Conformément aux dispositions de l’article 455 du Code de procédure civile, il sera renvoyé aux conclusions ci-dessus visées pour un plus ample exposé des moyens et des prétentions des parties.
La clôture a été prononcée par ordonnance du 11 mars 2025.
Monsieur [U] [S], Madame [C] [L] épouse [S], Monsieur [M] [V], Monsieur [B] [X] et Madame [D] [X] née [A] ont renoncé à leur demande de retrait des conclusions notifiées par RPVA le 7 mars 2025 par la SCI DU PRINCE DE GLOUPIR et par les époux [N]. Ces dernières ont été admises aux débats.
MOTIFS DE LA DECISION
Sur l’application des dispositions de l’article 684 du code civil
L’article 684 du Code civil dispose que si l’enclave résulte de la division d’un fonds par suite d’une vente, d’un échange, d’un partage ou de tout autre contrat, le passage ne peut être demandé que sur les terrains qui ont fait l’objet de ces actes.
Toutefois, dans le cas où un passage suffisant ne pourrait être établi sur les fonds divisés, l’article 682 serait applicable.
En l’espèce, Monsieur [U] [S], Madame [C] [L] épouse [S], Monsieur [M] [V], Monsieur [B] [X] et Madame [D] [X] née [A] estiment que la parcelle 833 E n°[Cadastre 3] provient de la division d’une parcelle plus grande et que le passage ne peut être demandé que sur cette dernière.
Il résulte de l’acte de vente du 20 février 2006 conclu entre Monsieur [F] [G] et la SCI DU PRINCE DE GLOUPIR que la parcelle section 833 E n°[Cadastre 3] est issue d’une division parcellaire du lot 29 du lotissement [Adresse 22]. L’acte de vente stipule que la parcelle vendue provient de la division de la parcelle 833 E n°[Cadastre 1] en deux parcelles [Cadastre 3] pour 10 a et [Cadastre 4] pour 23 a 70 ca suivant plan établi par Monsieur [K], géomètre expert le 24 janvier 2005.
Il est stipulé que la parcelle ne dispose d’aucun accès d’aucune sorte sur une voie publique ou privée. L’acquéreur déclare que la parcelle acquise est destinée à être rattachée à sa propriété contiguë, par la partie en jouissance privative dont Monsieur [R] [N] bénéficie dans l’immeuble cadastré 833 E n°[Cadastre 9].
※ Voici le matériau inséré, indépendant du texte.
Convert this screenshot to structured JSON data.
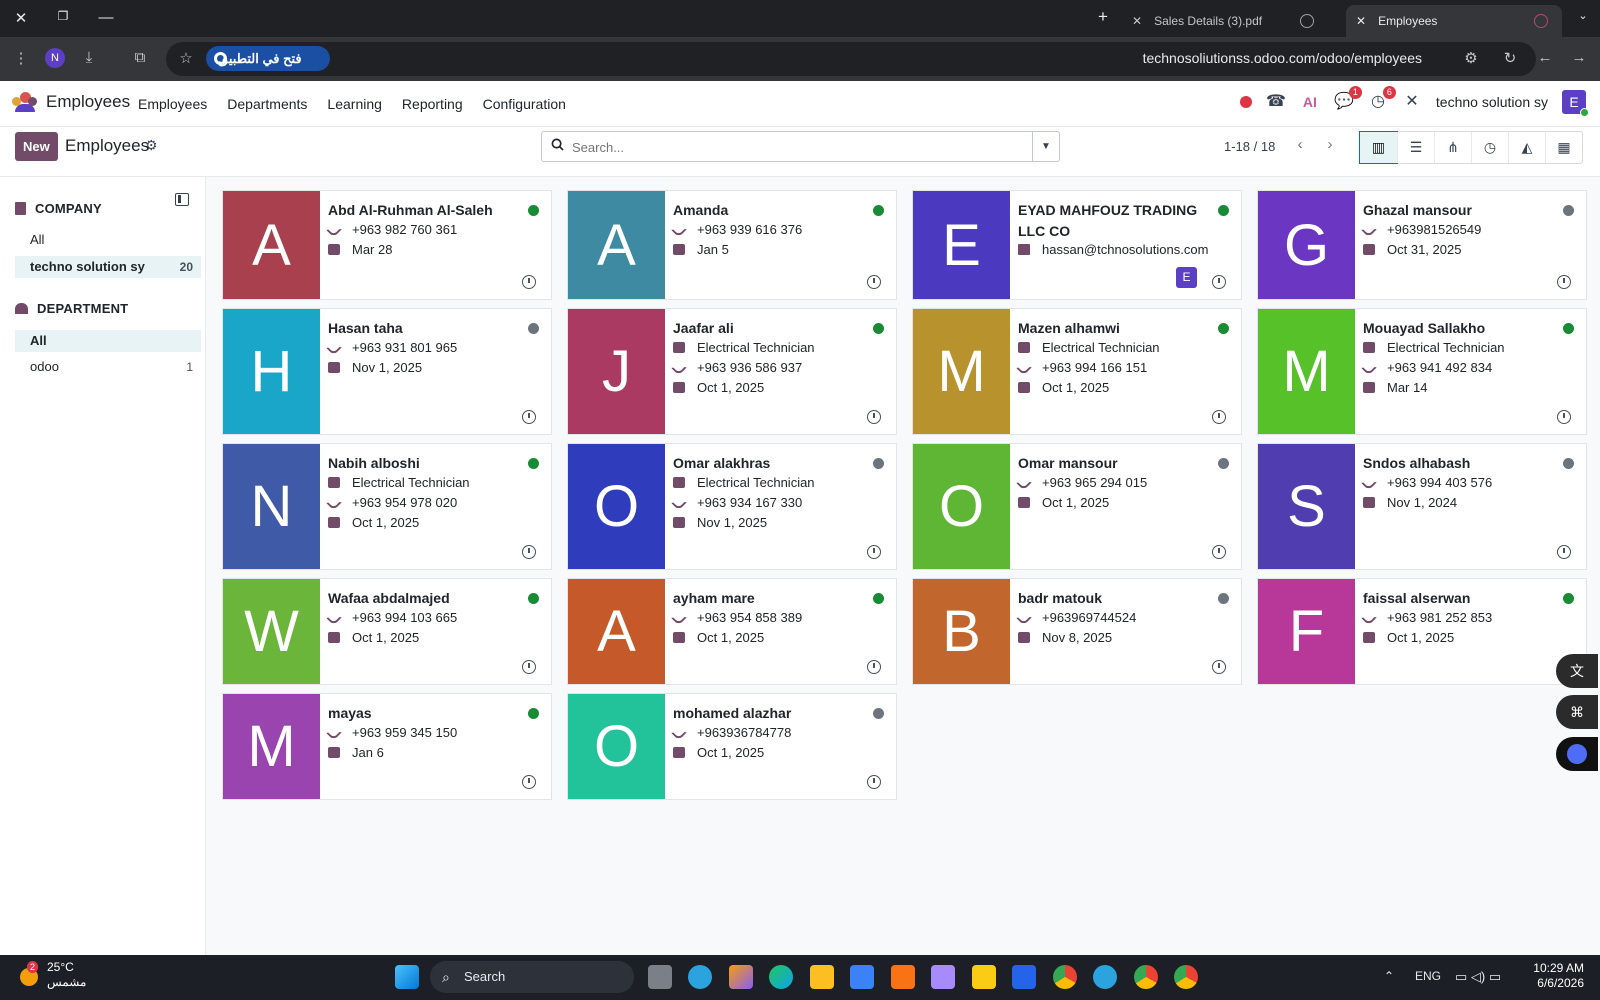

La SCI MASLIAH fait valoir que l’état d’enclave de la parcelle section 833 E n°[Cadastre 3] n’est pas le résultat de la division du fonds [G] mais de l’absence de rattachement à la parcelle de la SCI DU PRINCE DE GLOUPIR.
Toutefois, cette argumentation ne peut prospérer car il résulte de l’acte du 20 février 2006 que la parcelle section 833 E n°[Cadastre 3] a bien été créée par détachement de la parcelle 833 E n° [Cadastre 1] appartenant à Monsieur [G].
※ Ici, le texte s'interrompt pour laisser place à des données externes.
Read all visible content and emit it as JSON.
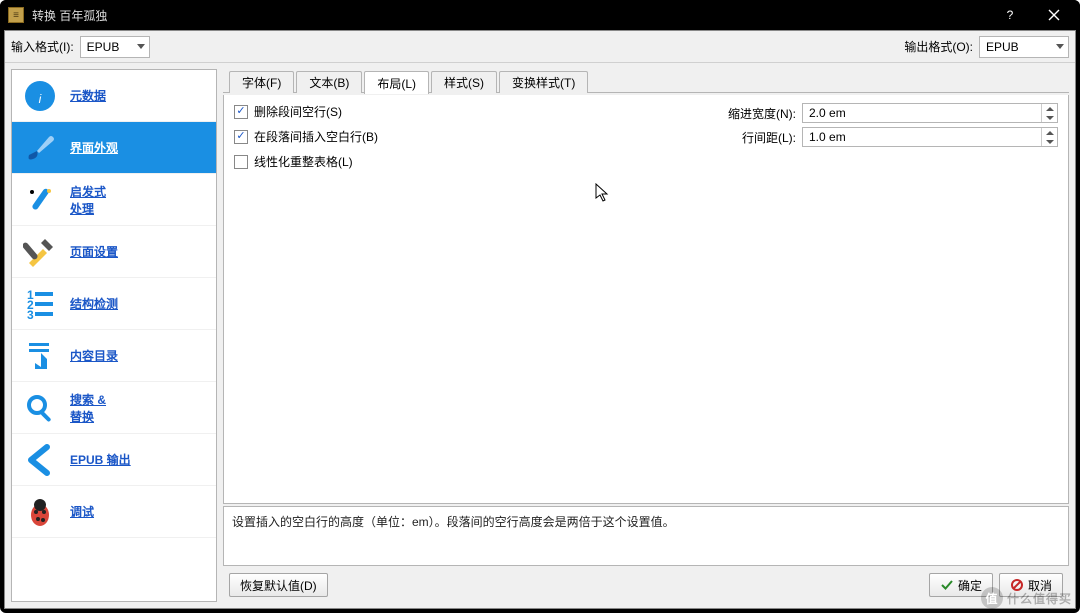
{
  "titlebar": {
    "title": "转换 百年孤独"
  },
  "format": {
    "input_label": "输入格式(I):",
    "input_value": "EPUB",
    "output_label": "输出格式(O):",
    "output_value": "EPUB"
  },
  "sidebar": {
    "items": [
      {
        "label": "元数据"
      },
      {
        "label": "界面外观"
      },
      {
        "label": "启发式\n处理"
      },
      {
        "label": "页面设置"
      },
      {
        "label": "结构检测"
      },
      {
        "label": "内容目录"
      },
      {
        "label": "搜索 &\n替换"
      },
      {
        "label": "EPUB 输出"
      },
      {
        "label": "调试"
      }
    ]
  },
  "tabs": {
    "items": [
      {
        "label": "字体(F)"
      },
      {
        "label": "文本(B)"
      },
      {
        "label": "布局(L)"
      },
      {
        "label": "样式(S)"
      },
      {
        "label": "变换样式(T)"
      }
    ],
    "active": 2
  },
  "layout": {
    "chk_remove_spacing": "删除段间空行(S)",
    "chk_insert_blank": "在段落间插入空白行(B)",
    "chk_linearize": "线性化重整表格(L)",
    "indent_label": "缩进宽度(N):",
    "indent_value": "2.0 em",
    "line_label": "行间距(L):",
    "line_value": "1.0 em"
  },
  "hint": "设置插入的空白行的高度（单位：em）。段落间的空行高度会是两倍于这个设置值。",
  "buttons": {
    "restore": "恢复默认值(D)",
    "ok": "确定",
    "cancel": "取消"
  },
  "watermark": "什么值得买"
}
Si la SCI DU PRINCE DE GLOUPIR a déclaré que l’accès se ferait par sa parcelle contigue, cette affirmation n’est pas susceptible de modifier l’origine de la parcelle section 833 E n°[Cadastre 3]. La situation de la parcelle section 833 E n°[Cadastre 3] a été modifiée depuis la vente car initialement non constructible et destinée à agrandir un jardin d’agrément, la modification du PLU et la possibilité d’édifier une habitation a reposé la question de son accès.
L’acte de vente du 20 février 2006 ne contient aucune servitude non aedificandi ni aucun engagement de la SCI DU PRINCE DE GLOUPIR à ne pas solliciter un droit de passage.
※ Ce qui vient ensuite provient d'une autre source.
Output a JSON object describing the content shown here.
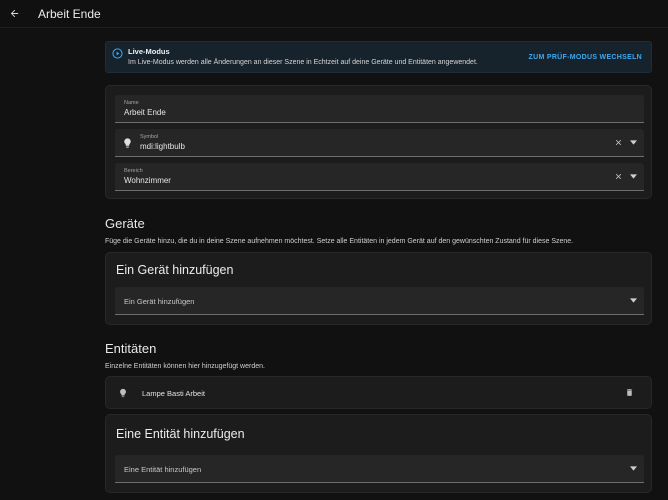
{
  "topbar": {
    "title": "Arbeit Ende"
  },
  "live_info": {
    "title": "Live-Modus",
    "text": "Im Live-Modus werden alle Änderungen an dieser Szene in Echtzeit auf deine Geräte und Entitäten angewendet.",
    "action": "ZUM PRÜF-MODUS WECHSELN",
    "accent_color": "#3ea9f0"
  },
  "scene_form": {
    "name": {
      "label": "Name",
      "value": "Arbeit Ende"
    },
    "icon": {
      "label": "Symbol",
      "value": "mdi:lightbulb",
      "icon": "lightbulb-icon"
    },
    "area": {
      "label": "Bereich",
      "value": "Wohnzimmer"
    }
  },
  "devices": {
    "title": "Geräte",
    "description": "Füge die Geräte hinzu, die du in deine Szene aufnehmen möchtest. Setze alle Entitäten in jedem Gerät auf den gewünschten Zustand für diese Szene.",
    "add_card_title": "Ein Gerät hinzufügen",
    "add_placeholder": "Ein Gerät hinzufügen"
  },
  "entities": {
    "title": "Entitäten",
    "description": "Einzelne Entitäten können hier hinzugefügt werden.",
    "items": [
      {
        "name": "Lampe Basti Arbeit",
        "icon": "lightbulb-icon"
      }
    ],
    "add_card_title": "Eine Entität hinzufügen",
    "add_placeholder": "Eine Entität hinzufügen"
  }
}
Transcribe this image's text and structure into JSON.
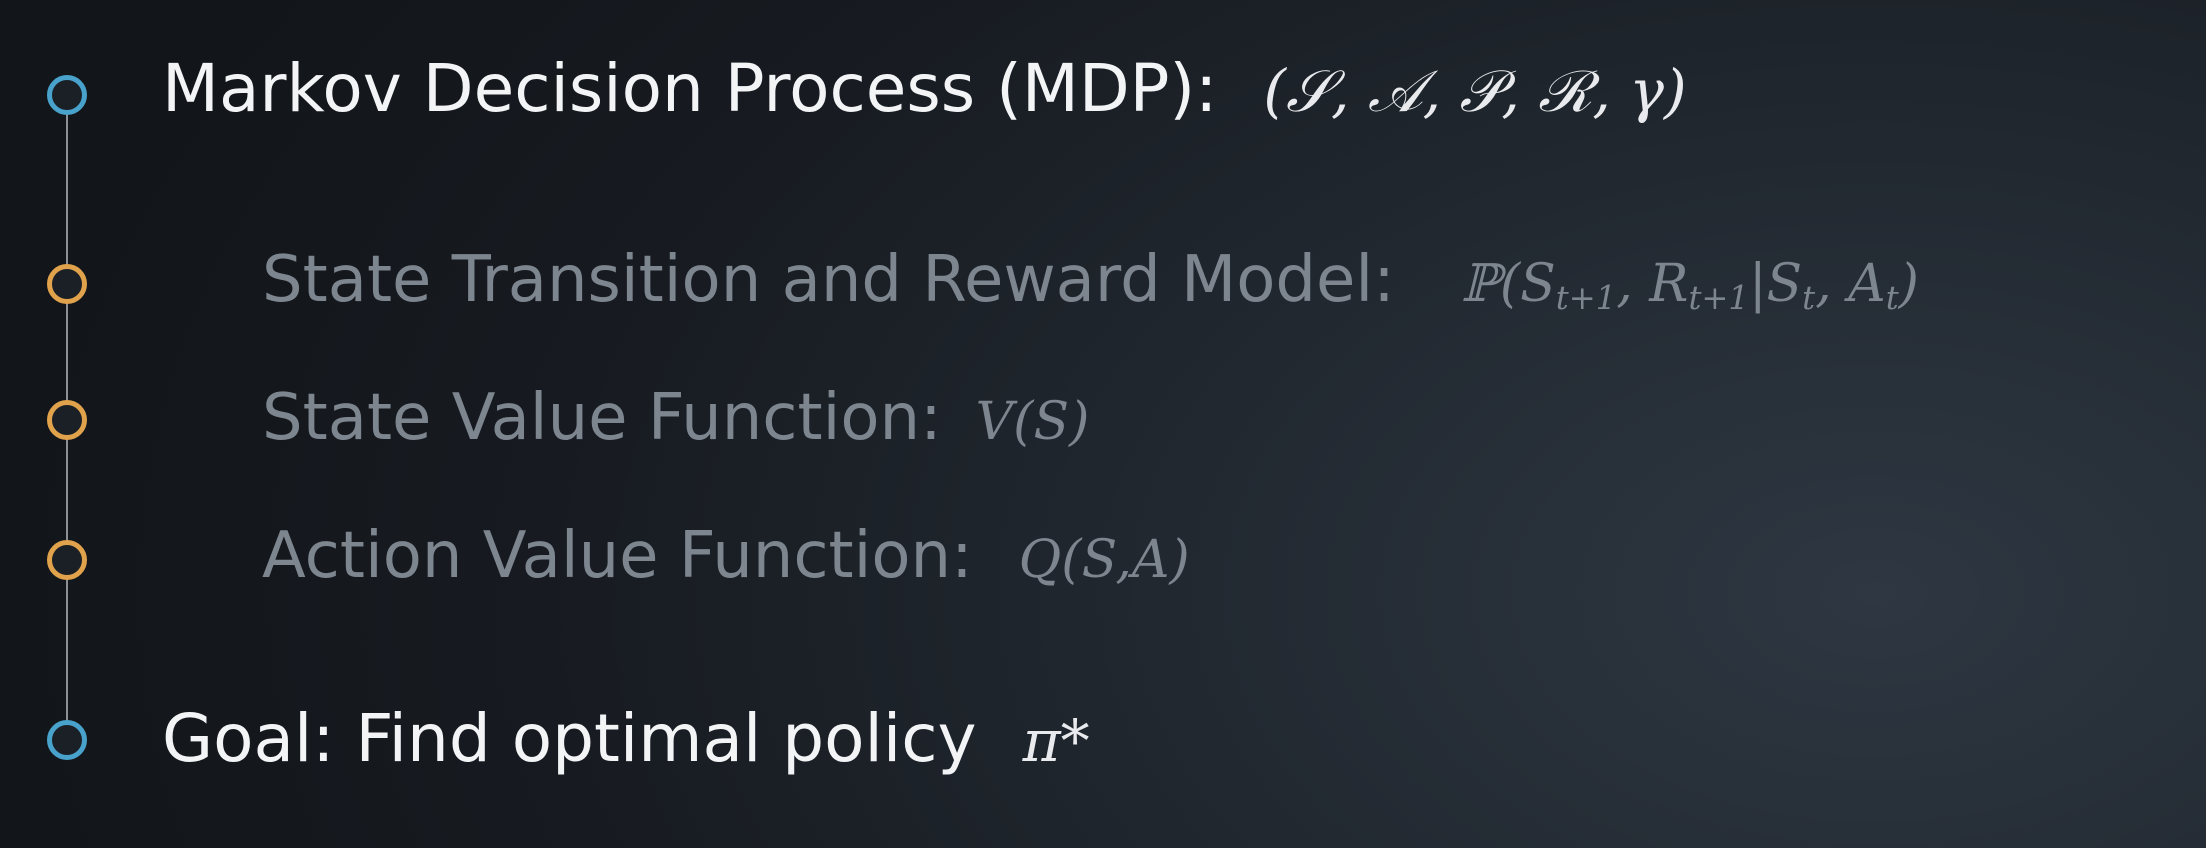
{
  "items": [
    {
      "label": "Markov Decision Process (MDP):",
      "formula": "(𝒮, 𝒜, 𝒫, ℛ, γ)",
      "level": "primary",
      "bullet_color": "#48a2cb"
    },
    {
      "label": "State Transition and Reward Model:",
      "formula_prefix": "ℙ(",
      "formula_s": "S",
      "formula_s_sub": "t+1",
      "formula_r": ", R",
      "formula_r_sub": "t+1",
      "formula_given": "|S",
      "formula_given_sub": "t",
      "formula_a": ", A",
      "formula_a_sub": "t",
      "formula_suffix": ")",
      "level": "secondary",
      "bullet_color": "#e1a24c"
    },
    {
      "label": "State Value Function:",
      "formula": "V(S)",
      "level": "secondary",
      "bullet_color": "#e1a24c"
    },
    {
      "label": "Action Value Function:",
      "formula": "Q(S,A)",
      "level": "secondary",
      "bullet_color": "#e1a24c"
    },
    {
      "label": "Goal: Find optimal policy",
      "formula": "π*",
      "level": "primary",
      "bullet_color": "#48a2cb"
    }
  ]
}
Les dispositions de l’article 684 du code civil sont alors applicables.
Monsieur [E] dans son rapport exclut immédiatement toute création d’un passage par la parcelle de la SCI MASLIAH. En effet, il indique qu’actuellement aucun chemin ne permet l’accès à la parcelle section 833 E n°[Cadastre 3] à partir de la parcelle de la SCI MASLIAH et que cette dernière est située dans un espace boisé classé, rendant tout aménagement du sol impossible suivant les termes de l’article L130 du code de l’urbanisme. Par ailleurs, il indique que le fonds de la SCI MASLIAH présente une déclivité importante d’environ 16 % et des murs de restanque.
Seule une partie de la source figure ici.